I have a brief description and architecture of this project in my blog.

This project is intended to help users that ride bikes from a bike sharing service. It makes daily availability predictions for each station using previous availability data. At the moment is available for Bilbao & Madrid, I'm currently working on an update to support more cities.

Restocking bikes in a system is a difficult problem to solve. Unequal riding patterns lead to completely full or empty stations. Either one is a problem for users, they won't be able to use the service in normal conditions.


Neural Bikes is a Machine Learning backend for my project, Bicis. A service to predict bike sharing availability and help users of those services.

Where does the data come from?

Every bike sharing service has a public dataset that shows in real time all the availability for all the stations. I am running a cron job in my server every ten minutes and saving the data to a time series database.

I am using InfluxDB, a time-series database, to store my data. Predictions in the Bicis_CITY_Prediction database and daily availability in the Bicis_CITY_Availability database.

If you originally have your data stored in a .csv file you can use the influx_db_importer script. The file should have the following columns:

  • datetime
  • weekday
  • station_name
  • free_bikes


To train the neural network the data is gathered from a time series database, InfluxDB. Prior to doing feature engineering the values used to train the model are datetime, station_name, free_bikes.

Well, how does this work?

When training the model all the available data is downloaded from the database of the specified city.

Initially there is a first analysis, splitting the datetime column into day_of_year, time and weekday. After that a cluster analysis is performed to identify all the possible types of stations, residential areas, work places and unused stations.

Finally, in case there are missing rows they are filled and then the dataset is transformed to a supervised learning problem.

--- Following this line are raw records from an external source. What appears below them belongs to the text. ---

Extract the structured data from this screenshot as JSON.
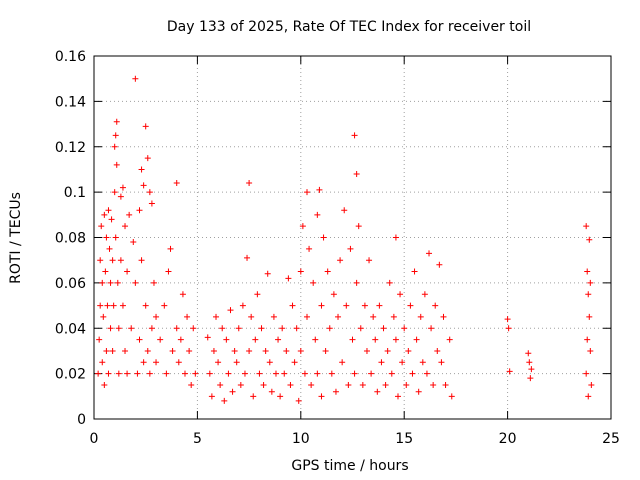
{
  "chart_data": {
    "type": "scatter",
    "title": "Day 133 of 2025, Rate Of TEC Index for receiver toil",
    "xlabel": "GPS time / hours",
    "ylabel": "ROTI / TECUs",
    "xlim": [
      0,
      25
    ],
    "ylim": [
      0,
      0.16
    ],
    "x_ticks": [
      0,
      5,
      10,
      15,
      20,
      25
    ],
    "x_tick_labels": [
      "0",
      "5",
      "10",
      "15",
      "20",
      "25"
    ],
    "y_ticks": [
      0,
      0.02,
      0.04,
      0.06,
      0.08,
      0.1,
      0.12,
      0.14,
      0.16
    ],
    "y_tick_labels": [
      "0",
      "0.02",
      "0.04",
      "0.06",
      "0.08",
      "0.1",
      "0.12",
      "0.14",
      "0.16"
    ],
    "grid": true,
    "marker": "+",
    "color": "#ff0000",
    "series": [
      {
        "values": [
          [
            0.2,
            0.02
          ],
          [
            0.25,
            0.035
          ],
          [
            0.3,
            0.05
          ],
          [
            0.3,
            0.07
          ],
          [
            0.35,
            0.085
          ],
          [
            0.4,
            0.06
          ],
          [
            0.4,
            0.025
          ],
          [
            0.45,
            0.045
          ],
          [
            0.5,
            0.09
          ],
          [
            0.5,
            0.015
          ],
          [
            0.55,
            0.065
          ],
          [
            0.6,
            0.03
          ],
          [
            0.6,
            0.08
          ],
          [
            0.65,
            0.05
          ],
          [
            0.7,
            0.092
          ],
          [
            0.7,
            0.02
          ],
          [
            0.75,
            0.075
          ],
          [
            0.8,
            0.04
          ],
          [
            0.8,
            0.06
          ],
          [
            0.85,
            0.088
          ],
          [
            0.9,
            0.03
          ],
          [
            0.9,
            0.07
          ],
          [
            0.95,
            0.05
          ],
          [
            1.0,
            0.12
          ],
          [
            1.0,
            0.1
          ],
          [
            1.05,
            0.125
          ],
          [
            1.05,
            0.08
          ],
          [
            1.1,
            0.131
          ],
          [
            1.1,
            0.112
          ],
          [
            1.15,
            0.06
          ],
          [
            1.2,
            0.04
          ],
          [
            1.2,
            0.02
          ],
          [
            1.3,
            0.098
          ],
          [
            1.3,
            0.07
          ],
          [
            1.4,
            0.102
          ],
          [
            1.4,
            0.05
          ],
          [
            1.5,
            0.085
          ],
          [
            1.5,
            0.03
          ],
          [
            1.6,
            0.065
          ],
          [
            1.6,
            0.02
          ],
          [
            1.7,
            0.09
          ],
          [
            1.8,
            0.04
          ],
          [
            1.9,
            0.078
          ],
          [
            2.0,
            0.15
          ],
          [
            2.0,
            0.06
          ],
          [
            2.1,
            0.02
          ],
          [
            2.2,
            0.092
          ],
          [
            2.2,
            0.035
          ],
          [
            2.3,
            0.11
          ],
          [
            2.3,
            0.07
          ],
          [
            2.4,
            0.103
          ],
          [
            2.4,
            0.025
          ],
          [
            2.5,
            0.129
          ],
          [
            2.5,
            0.05
          ],
          [
            2.6,
            0.115
          ],
          [
            2.6,
            0.03
          ],
          [
            2.7,
            0.1
          ],
          [
            2.7,
            0.02
          ],
          [
            2.8,
            0.095
          ],
          [
            2.8,
            0.04
          ],
          [
            2.9,
            0.06
          ],
          [
            3.0,
            0.045
          ],
          [
            3.0,
            0.025
          ],
          [
            3.2,
            0.035
          ],
          [
            3.4,
            0.05
          ],
          [
            3.5,
            0.02
          ],
          [
            3.6,
            0.065
          ],
          [
            3.7,
            0.075
          ],
          [
            3.8,
            0.03
          ],
          [
            4.0,
            0.104
          ],
          [
            4.0,
            0.04
          ],
          [
            4.1,
            0.025
          ],
          [
            4.2,
            0.035
          ],
          [
            4.3,
            0.055
          ],
          [
            4.4,
            0.02
          ],
          [
            4.5,
            0.045
          ],
          [
            4.6,
            0.03
          ],
          [
            4.7,
            0.015
          ],
          [
            4.8,
            0.04
          ],
          [
            4.9,
            0.02
          ],
          [
            5.5,
            0.036
          ],
          [
            5.6,
            0.02
          ],
          [
            5.7,
            0.01
          ],
          [
            5.8,
            0.03
          ],
          [
            5.9,
            0.045
          ],
          [
            6.0,
            0.025
          ],
          [
            6.1,
            0.015
          ],
          [
            6.2,
            0.04
          ],
          [
            6.3,
            0.008
          ],
          [
            6.4,
            0.035
          ],
          [
            6.5,
            0.02
          ],
          [
            6.6,
            0.048
          ],
          [
            6.7,
            0.012
          ],
          [
            6.8,
            0.03
          ],
          [
            6.9,
            0.025
          ],
          [
            7.0,
            0.04
          ],
          [
            7.1,
            0.015
          ],
          [
            7.2,
            0.05
          ],
          [
            7.3,
            0.02
          ],
          [
            7.4,
            0.071
          ],
          [
            7.5,
            0.104
          ],
          [
            7.5,
            0.03
          ],
          [
            7.6,
            0.045
          ],
          [
            7.7,
            0.01
          ],
          [
            7.8,
            0.035
          ],
          [
            7.9,
            0.055
          ],
          [
            8.0,
            0.02
          ],
          [
            8.1,
            0.04
          ],
          [
            8.2,
            0.015
          ],
          [
            8.3,
            0.03
          ],
          [
            8.4,
            0.064
          ],
          [
            8.5,
            0.025
          ],
          [
            8.6,
            0.012
          ],
          [
            8.7,
            0.045
          ],
          [
            8.8,
            0.02
          ],
          [
            8.9,
            0.035
          ],
          [
            9.0,
            0.01
          ],
          [
            9.1,
            0.04
          ],
          [
            9.2,
            0.02
          ],
          [
            9.3,
            0.03
          ],
          [
            9.4,
            0.062
          ],
          [
            9.5,
            0.015
          ],
          [
            9.6,
            0.05
          ],
          [
            9.7,
            0.025
          ],
          [
            9.8,
            0.04
          ],
          [
            9.9,
            0.008
          ],
          [
            10.0,
            0.065
          ],
          [
            10.0,
            0.03
          ],
          [
            10.1,
            0.085
          ],
          [
            10.2,
            0.02
          ],
          [
            10.3,
            0.1
          ],
          [
            10.3,
            0.045
          ],
          [
            10.4,
            0.075
          ],
          [
            10.5,
            0.015
          ],
          [
            10.6,
            0.06
          ],
          [
            10.7,
            0.035
          ],
          [
            10.8,
            0.09
          ],
          [
            10.8,
            0.02
          ],
          [
            10.9,
            0.101
          ],
          [
            11.0,
            0.05
          ],
          [
            11.0,
            0.01
          ],
          [
            11.1,
            0.08
          ],
          [
            11.2,
            0.03
          ],
          [
            11.3,
            0.065
          ],
          [
            11.4,
            0.04
          ],
          [
            11.5,
            0.02
          ],
          [
            11.6,
            0.055
          ],
          [
            11.7,
            0.012
          ],
          [
            11.8,
            0.045
          ],
          [
            11.9,
            0.07
          ],
          [
            12.0,
            0.025
          ],
          [
            12.1,
            0.092
          ],
          [
            12.2,
            0.05
          ],
          [
            12.3,
            0.015
          ],
          [
            12.4,
            0.075
          ],
          [
            12.5,
            0.035
          ],
          [
            12.6,
            0.125
          ],
          [
            12.6,
            0.02
          ],
          [
            12.7,
            0.108
          ],
          [
            12.7,
            0.06
          ],
          [
            12.8,
            0.085
          ],
          [
            12.9,
            0.04
          ],
          [
            13.0,
            0.015
          ],
          [
            13.1,
            0.05
          ],
          [
            13.2,
            0.03
          ],
          [
            13.3,
            0.07
          ],
          [
            13.4,
            0.02
          ],
          [
            13.5,
            0.045
          ],
          [
            13.6,
            0.035
          ],
          [
            13.7,
            0.012
          ],
          [
            13.8,
            0.05
          ],
          [
            13.9,
            0.025
          ],
          [
            14.0,
            0.04
          ],
          [
            14.1,
            0.015
          ],
          [
            14.2,
            0.03
          ],
          [
            14.3,
            0.06
          ],
          [
            14.4,
            0.02
          ],
          [
            14.5,
            0.045
          ],
          [
            14.6,
            0.08
          ],
          [
            14.6,
            0.035
          ],
          [
            14.7,
            0.01
          ],
          [
            14.8,
            0.055
          ],
          [
            14.9,
            0.025
          ],
          [
            15.0,
            0.04
          ],
          [
            15.1,
            0.015
          ],
          [
            15.2,
            0.03
          ],
          [
            15.3,
            0.05
          ],
          [
            15.4,
            0.02
          ],
          [
            15.5,
            0.065
          ],
          [
            15.6,
            0.035
          ],
          [
            15.7,
            0.012
          ],
          [
            15.8,
            0.045
          ],
          [
            15.9,
            0.025
          ],
          [
            16.0,
            0.055
          ],
          [
            16.1,
            0.02
          ],
          [
            16.2,
            0.073
          ],
          [
            16.3,
            0.04
          ],
          [
            16.4,
            0.015
          ],
          [
            16.5,
            0.05
          ],
          [
            16.6,
            0.03
          ],
          [
            16.7,
            0.068
          ],
          [
            16.8,
            0.025
          ],
          [
            16.9,
            0.045
          ],
          [
            17.0,
            0.015
          ],
          [
            17.2,
            0.035
          ],
          [
            17.3,
            0.01
          ],
          [
            20.0,
            0.044
          ],
          [
            20.05,
            0.04
          ],
          [
            20.1,
            0.021
          ],
          [
            21.0,
            0.029
          ],
          [
            21.05,
            0.025
          ],
          [
            21.1,
            0.018
          ],
          [
            21.15,
            0.022
          ],
          [
            23.8,
            0.085
          ],
          [
            23.8,
            0.02
          ],
          [
            23.85,
            0.065
          ],
          [
            23.85,
            0.035
          ],
          [
            23.9,
            0.055
          ],
          [
            23.9,
            0.01
          ],
          [
            23.95,
            0.079
          ],
          [
            23.95,
            0.045
          ],
          [
            24.0,
            0.03
          ],
          [
            24.0,
            0.06
          ],
          [
            24.05,
            0.015
          ]
        ]
      }
    ]
  }
}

Start off analyzing the usage patterns during the days. If you use a bike sharing service you have a mental model of the busiest and quietest stations. To understand more deeply every neighbourhood and the possible variations in the city I classified the stations. This script produces a classification of the stations in categories depending of the behaviour.

To read a more detailed analysis of the clustering of stations in Bilbao head here.


The training process is run via the script. This gathers the availability data from the InfluxDB database and starts doing the processing.


Calling the script at midnight of any day will get yesterday's data and then make a prediction for today's bike availability. It's saved to the prediction database, Bicis_CITY_Prediction.

Uploading the data

There is another repo that does this.

  • Every ten minutes the server updates the daily availability
  • At midnight every day data from the previous day is queried from the database, runs the prediction script, appends it to a new database and uploads it to the server.

The data that is served to the users, either the app or web, is stored in iCloud using CloudKit.